Subsequently, our Court filed In re I.B. , --- N.C. App. ----, 822 S.E.2d 472, 2018 WL 6052722 (2018). Under In re Civil Penalty , we follow the legal analysis set forth therein, which held an independent review of the record is not required under Rule 3.1(e). In re I.B. , --- N.C. App. at ----, 822 S.E.2d at ----, 2018 WL 6052722 at *4. However, "holding that an independent review is not required does not mean we cannot conduct one."Id . Therefore, in our discretion, we conduct an independent review of the record.
After careful review of the transcript and record, we are unable to find any prejudicial error in the trial court's 12 June 2018 order terminating respondents' parental rights. The termination order contains sufficient findings of fact supported by clear, cogent, and convincing evidence to support the conclusion that respondent-father willfully left Michelle in a placement outside the home for more than twelve months without making reasonable progress toward correcting the conditions that led to Michelle's removal. The trial court's findings demonstrate that respondent-father did not substantially comply with his case plan. Respondent-father ceased complying with mental health treatment in October 2017, and he was living in a homeless shelter at the beginning of the hearing on the petition to terminate parental rights. Respondent-father did not visit with Michelle after September 2017, and had no contact with DHHS after October 2017.
The termination order contains sufficient findings of fact supported by clear, cogent, and convincing evidence to support the conclusion that dependency existed as a ground to terminate respondent-mother's parental rights to Michelle. Respondent-mother had been diagnosed with schizophrenia, bipolar disorder, autism, post-traumatic stress disorder, mood disorder with psychotic features, Asperger's Syndrome, a learning disorder, and intellectual disability. Respondent-mother had an extensive history of psychiatric hospitalizations, and DHHS could not verify that she was taking her medications on a regular basis. At one point in the termination hearing, respondent-mother testified that she was not stable enough to take care of Michelle, only to testify later in the hearing that she was stable enough. The trial court found that respondent-mother was not able to care for Michelle as a result of "her significant and substantial mental health issues[,]" and that respondent-mother lacked an alternative child care arrangement.
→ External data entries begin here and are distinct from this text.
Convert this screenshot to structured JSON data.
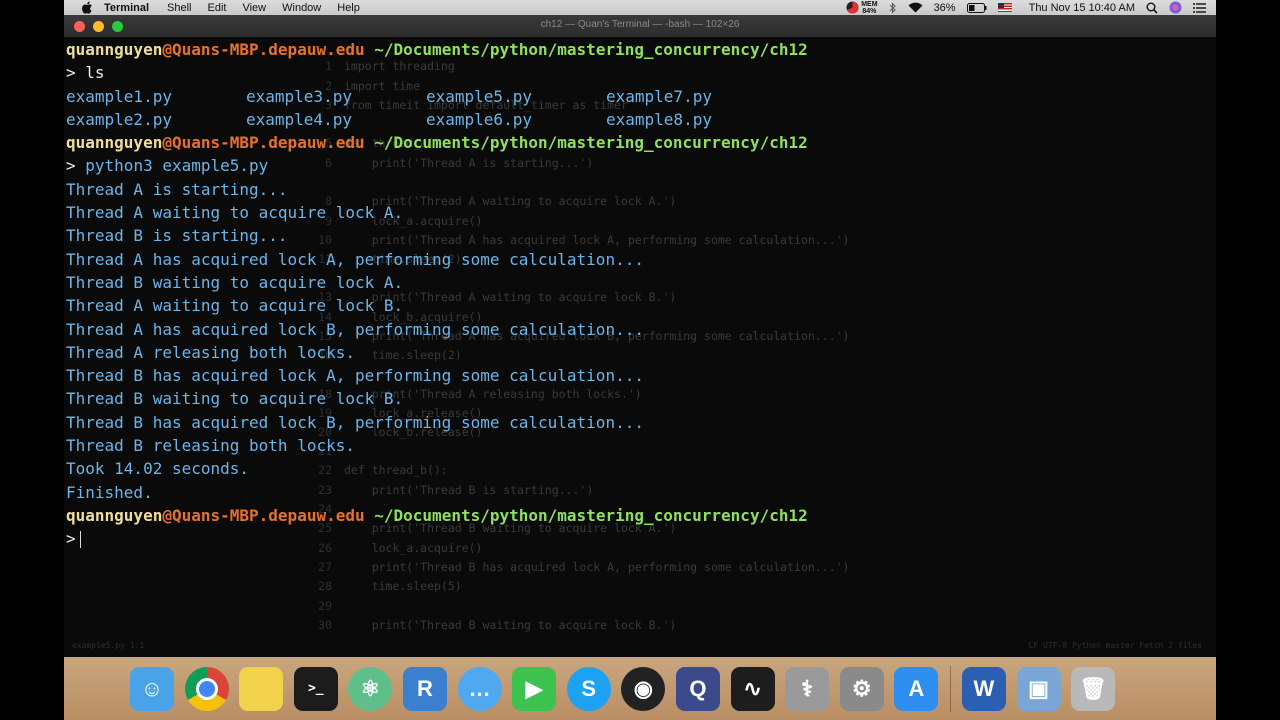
{
  "menubar": {
    "app_name": "Terminal",
    "menus": [
      "Shell",
      "Edit",
      "View",
      "Window",
      "Help"
    ],
    "mem_label": "MEM",
    "mem_value": "84%",
    "battery": "36%",
    "datetime": "Thu Nov 15  10:40 AM"
  },
  "window": {
    "title": "ch12 — Quan's Terminal — -bash — 102×26"
  },
  "terminal": {
    "prompt": {
      "user": "quannguyen",
      "at_host": "@Quans-MBP.depauw.edu",
      "path": " ~/Documents/python/mastering_concurrency/ch12",
      "marker": ">"
    },
    "commands": {
      "ls": " ls",
      "run": " python3 example5.py"
    },
    "files": [
      [
        "example1.py",
        "example3.py",
        "example5.py",
        "example7.py"
      ],
      [
        "example2.py",
        "example4.py",
        "example6.py",
        "example8.py"
      ]
    ],
    "output": [
      "Thread A is starting...",
      "Thread A waiting to acquire lock A.",
      "Thread B is starting...",
      "Thread A has acquired lock A, performing some calculation...",
      "Thread B waiting to acquire lock A.",
      "Thread A waiting to acquire lock B.",
      "Thread A has acquired lock B, performing some calculation...",
      "Thread A releasing both locks.",
      "Thread B has acquired lock A, performing some calculation...",
      "Thread B waiting to acquire lock B.",
      "Thread B has acquired lock B, performing some calculation...",
      "Thread B releasing both locks.",
      "Took 14.02 seconds.",
      "Finished."
    ]
  },
  "ghost_editor": {
    "lines": [
      {
        "n": "1",
        "code": "import threading"
      },
      {
        "n": "2",
        "code": "import time"
      },
      {
        "n": "3",
        "code": "from timeit import default_timer as timer"
      },
      {
        "n": "5",
        "code": "def thread_a():"
      },
      {
        "n": "6",
        "code": "    print('Thread A is starting...')"
      },
      {
        "n": "8",
        "code": "    print('Thread A waiting to acquire lock A.')"
      },
      {
        "n": "9",
        "code": "    lock_a.acquire()"
      },
      {
        "n": "10",
        "code": "    print('Thread A has acquired lock A, performing some calculation...')"
      },
      {
        "n": "11",
        "code": "    time.sleep(2)"
      },
      {
        "n": "13",
        "code": "    print('Thread A waiting to acquire lock B.')"
      },
      {
        "n": "14",
        "code": "    lock_b.acquire()"
      },
      {
        "n": "15",
        "code": "    print('Thread A has acquired lock B, performing some calculation...')"
      },
      {
        "n": "16",
        "code": "    time.sleep(2)"
      },
      {
        "n": "18",
        "code": "    print('Thread A releasing both locks.')"
      },
      {
        "n": "19",
        "code": "    lock_a.release()"
      },
      {
        "n": "20",
        "code": "    lock_b.release()"
      },
      {
        "n": "21",
        "code": ""
      },
      {
        "n": "22",
        "code": "def thread_b():"
      },
      {
        "n": "23",
        "code": "    print('Thread B is starting...')"
      },
      {
        "n": "24",
        "code": ""
      },
      {
        "n": "25",
        "code": "    print('Thread B waiting to acquire lock A.')"
      },
      {
        "n": "26",
        "code": "    lock_a.acquire()"
      },
      {
        "n": "27",
        "code": "    print('Thread B has acquired lock A, performing some calculation...')"
      },
      {
        "n": "28",
        "code": "    time.sleep(5)"
      },
      {
        "n": "29",
        "code": ""
      },
      {
        "n": "30",
        "code": "    print('Thread B waiting to acquire lock B.')"
      }
    ],
    "status_left": "example5.py  1:1",
    "status_right": "LF  UTF-8  Python  master  Fetch  2 files"
  },
  "dock": {
    "apps": [
      {
        "name": "finder",
        "glyph": "☺",
        "color": "#4aa3e8"
      },
      {
        "name": "chrome",
        "glyph": "",
        "color": "#e8e8e8"
      },
      {
        "name": "stickies",
        "glyph": "",
        "color": "#f2d14b"
      },
      {
        "name": "terminal",
        "glyph": ">_",
        "color": "#1c1c1c"
      },
      {
        "name": "atom",
        "glyph": "⚛",
        "color": "#5fbf8a"
      },
      {
        "name": "r",
        "glyph": "R",
        "color": "#3b7fd0"
      },
      {
        "name": "messages",
        "glyph": "…",
        "color": "#4fa8f0"
      },
      {
        "name": "facetime",
        "glyph": "▶",
        "color": "#3dc24f"
      },
      {
        "name": "skype",
        "glyph": "S",
        "color": "#1da1f2"
      },
      {
        "name": "obs",
        "glyph": "◉",
        "color": "#222222"
      },
      {
        "name": "quicktime",
        "glyph": "Q",
        "color": "#3b4a8a"
      },
      {
        "name": "activity-monitor",
        "glyph": "∿",
        "color": "#1d1d1d"
      },
      {
        "name": "disk-utility",
        "glyph": "⚕",
        "color": "#9a9a9a"
      },
      {
        "name": "system-preferences",
        "glyph": "⚙",
        "color": "#8a8a8a"
      },
      {
        "name": "app-store",
        "glyph": "A",
        "color": "#2e8ff0"
      },
      {
        "name": "word",
        "glyph": "W",
        "color": "#2b5fb3"
      },
      {
        "name": "preview",
        "glyph": "▣",
        "color": "#7aa6d6"
      },
      {
        "name": "trash",
        "glyph": "🗑",
        "color": "#b9b9b9"
      }
    ]
  }
}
Finally, the trial court made appropriate findings in determining that the termination of respondents' parental rights was in Michelle's best interests. See N.C. Gen. Stat. § 7B-1110(a) (2017). As a result, we affirm the trial court's order terminating respondents' parental rights to Michelle.
AFFIRMED.
Report per Rule 30(e).
Judges BRYANT and DIETZ concur.
A pseudonym is used to protect the identity of the juvenile and for ease of reading.
The North Carolina Supreme Court amended Rule 3.1 of the North Carolina Rules of Civil Procedure so that no-merit briefs filed in termination of parental rights cases now fall under Rule 3.1(e) instead of Rule 3.1(d). This change became effective on 1 January 2019.